A methylmercury level of 5 or above and an inorganic mercury level at 0.1 or above indicates a pressing need for mercury detoxification. High blood and low urine mercury levels reflect a disruption in the filtration pathways in the kidneys, causing retention of mercury.

Heavy Metals Toxicity is Individualized

While assessing mercury levels is highly useful for directing a successful course of treatment, a number alone cannot show the toxic response of an individual to a given level of mercury. The toxic reaction to mercury and other heavy metals is highly individualized. A level that is innocuous to one person may be highly toxic to another person due to differences in genetics and detoxification capabilities. Diagnosis of heavy metal toxicity must, therefore, use a combination of clinical symptomology and auxiliary testing to chart a safe, effective course of treatment for an individual. The International Academy of Oral Medicine and Toxicology (IAOMT) has a useful mercury toxicity symptom survey that can be combined with testing to gauge the magnitude of mercury toxicity.

Do I Need to Test Before Starting Detoxification?

While you can begin our heavy metals detoxification protocol, the Detox Qube, without testing, you will need to titrate the supplements slowly since it will be unclear what detoxification “type” you are, as discussed in the “Interpreting Your Tri-Test Results” section. That being said, we always recommend that you consult with a practitioner before using our detox protocol.

When Should You Re-Test?

Many patients wonder, when should heavy metal levels be re-tested? We recommend that you take 3-6 months to implement a detoxification protocol before re-testing. All detoxification supplements should be stopped 2 weeks before re-testing to get the most accurate heavy metal measurements. 

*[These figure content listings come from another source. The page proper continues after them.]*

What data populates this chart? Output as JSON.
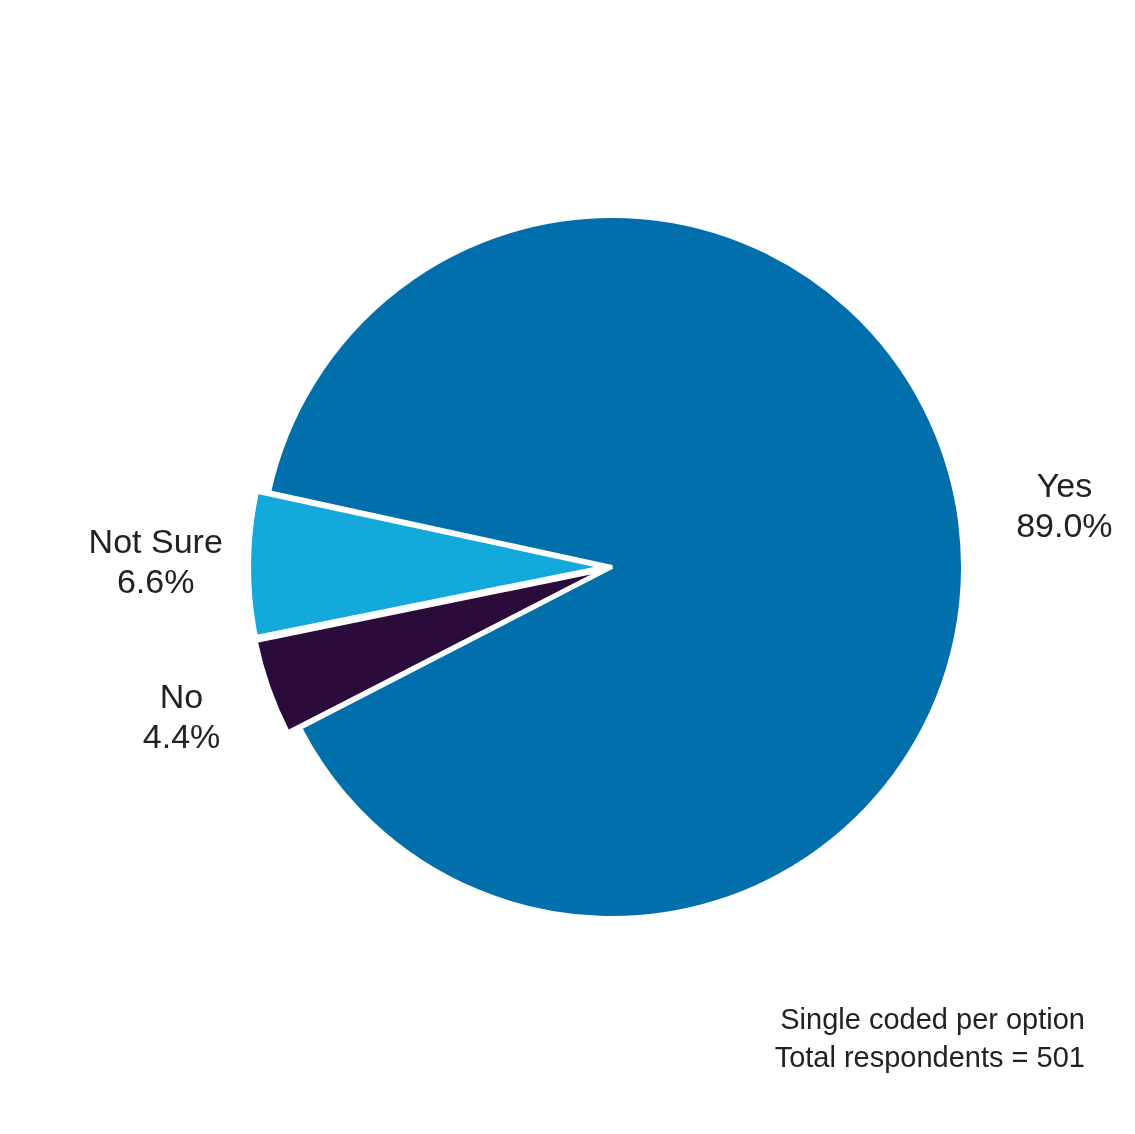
{
  "chart_data": {
    "type": "pie",
    "categories": [
      "Yes",
      "No",
      "Not Sure"
    ],
    "values": [
      89.0,
      4.4,
      6.6
    ],
    "value_labels": [
      "89.0%",
      "4.4%",
      "6.6%"
    ],
    "colors": [
      "#006fac",
      "#2b0b3a",
      "#14a9db"
    ],
    "annotations": [
      "Single coded per option",
      "Total respondents = 501"
    ],
    "legend": false
  }
}
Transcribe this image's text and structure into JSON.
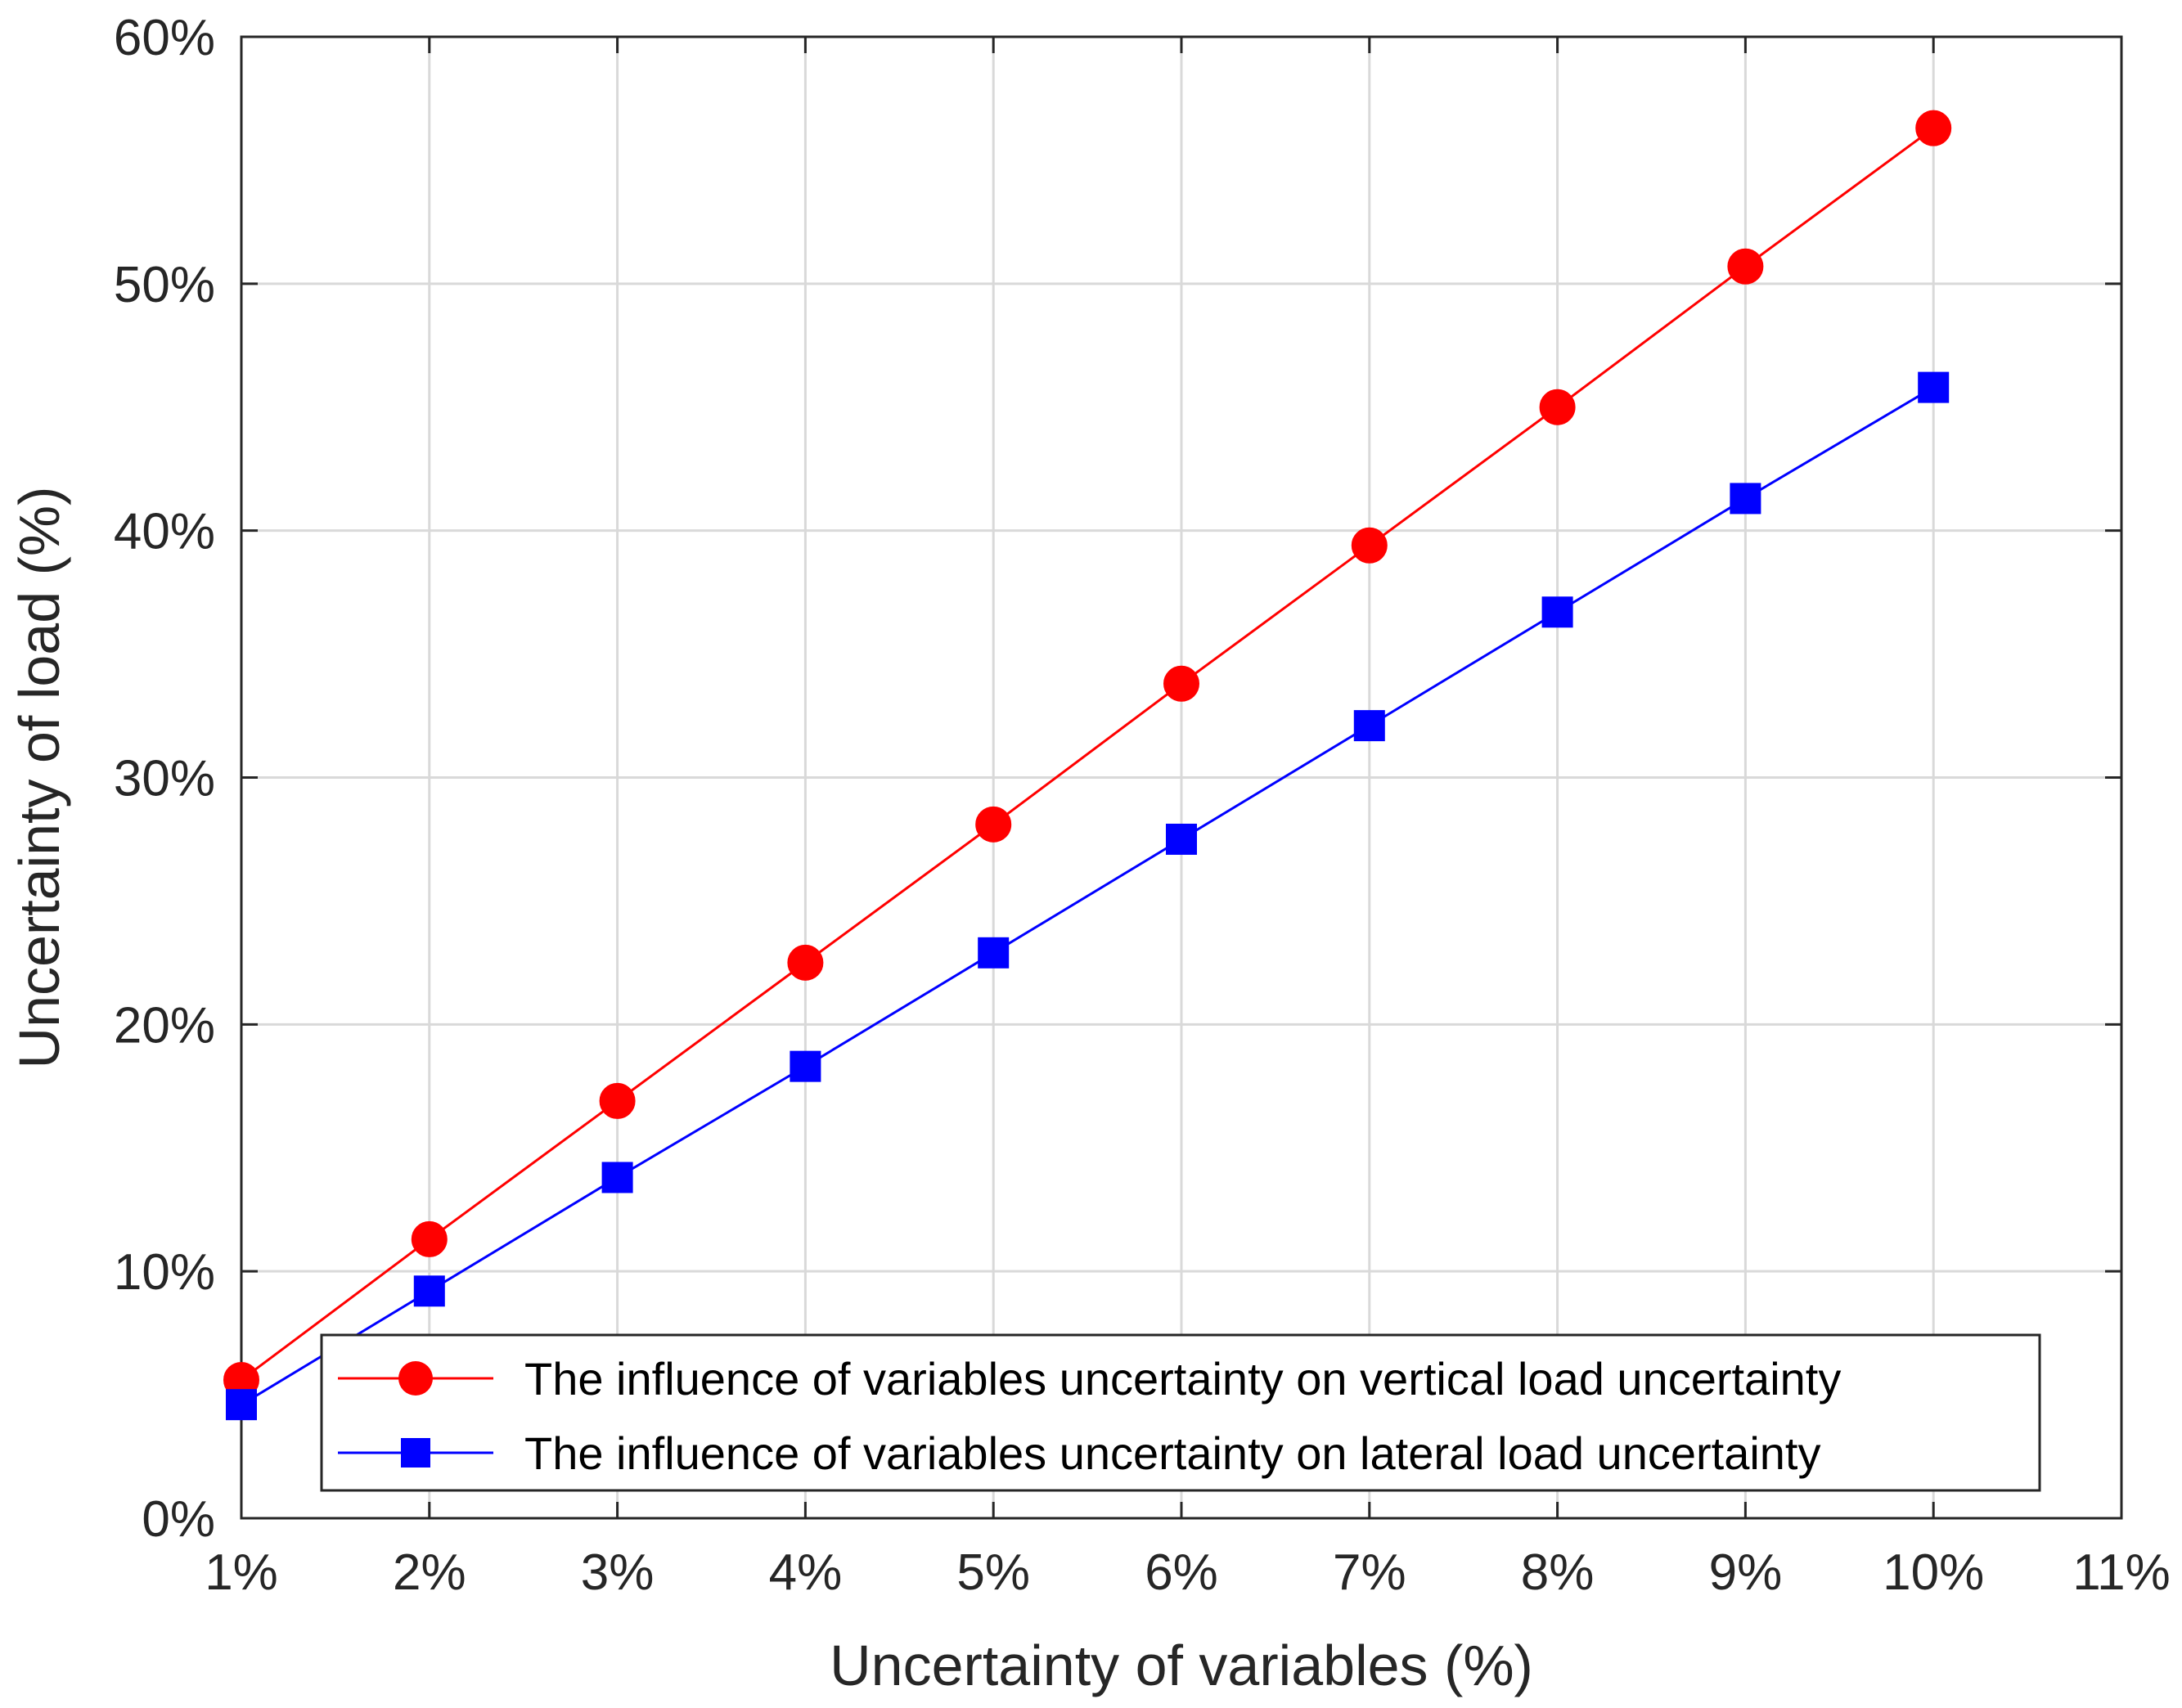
{
  "chart_data": {
    "type": "line",
    "title": "",
    "xlabel": "Uncertainty of variables (%)",
    "ylabel": "Uncertainty of load (%)",
    "xlim": [
      1,
      11
    ],
    "ylim": [
      0,
      60
    ],
    "x_ticks": [
      1,
      2,
      3,
      4,
      5,
      6,
      7,
      8,
      9,
      10,
      11
    ],
    "x_tick_labels": [
      "1%",
      "2%",
      "3%",
      "4%",
      "5%",
      "6%",
      "7%",
      "8%",
      "9%",
      "10%",
      "11%"
    ],
    "y_ticks": [
      0,
      10,
      20,
      30,
      40,
      50,
      60
    ],
    "y_tick_labels": [
      "0%",
      "10%",
      "20%",
      "30%",
      "40%",
      "50%",
      "60%"
    ],
    "grid": true,
    "legend_position": "bottom-right",
    "x": [
      1,
      2,
      3,
      4,
      5,
      6,
      7,
      8,
      9,
      10
    ],
    "series": [
      {
        "name": "The influence of variables uncertainty on vertical load uncertainty",
        "color": "#ff0000",
        "marker": "circle",
        "values": [
          5.6,
          11.3,
          16.9,
          22.5,
          28.1,
          33.8,
          39.4,
          45.0,
          50.7,
          56.3
        ]
      },
      {
        "name": "The influence of variables uncertainty on lateral load uncertainty",
        "color": "#0000ff",
        "marker": "square",
        "values": [
          4.6,
          9.2,
          13.8,
          18.3,
          22.9,
          27.5,
          32.1,
          36.7,
          41.3,
          45.8
        ]
      }
    ]
  }
}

Our Mercury Tri-Test and Blood Metals Panel offer cutting-edge testing for heavy metals toxicity, assessing both your body burden of toxic metals and your ability to eliminate them. Stay tuned for Part 3 of our Back to Basics blog series, in which we’ll discuss the best detoxification strategies for heavy metals toxicity.

 

References

  1. Branco V, et al. Biomarkers of mercury toxicity: Past, present and future trends. J Toxicol Environ Health B Crit Rev. 2017; 20(3): 119-154.
  2. Manceau A, et al. Chemical forms of mercury in human hair reveal sources of exposure. Environ Sci Technol. 2016; 50(19): 10721-10729.
  3. American College of Medical Toxicology. ACMT recommends against use of post-chelator challenge urinary metal testing. J Med Toxicol. 2017; 13(4): 352-354.
  4. Molin M, et al. Mobilized mercury in subjects with varying exposure to elemental mercury vapour. Int Arch Occup Environ Health. 1991; 63(3): 187-192.
  5. Flora SJ, Pachauri V. Chelation in metal intoxication. Int J Environ Res Public Health. 2010; 7(7): 2745-2788.
  6. Sears ME. Chelation: Harnessing and enhancing heavy metal detoxification—A review. Sci World J. 2013; 2013: 219840.
  7. Austin DW, et al. Genetic variation associated with hypersensitivity to mercury. Toxicol Int. 2014; 21(3): 236-241.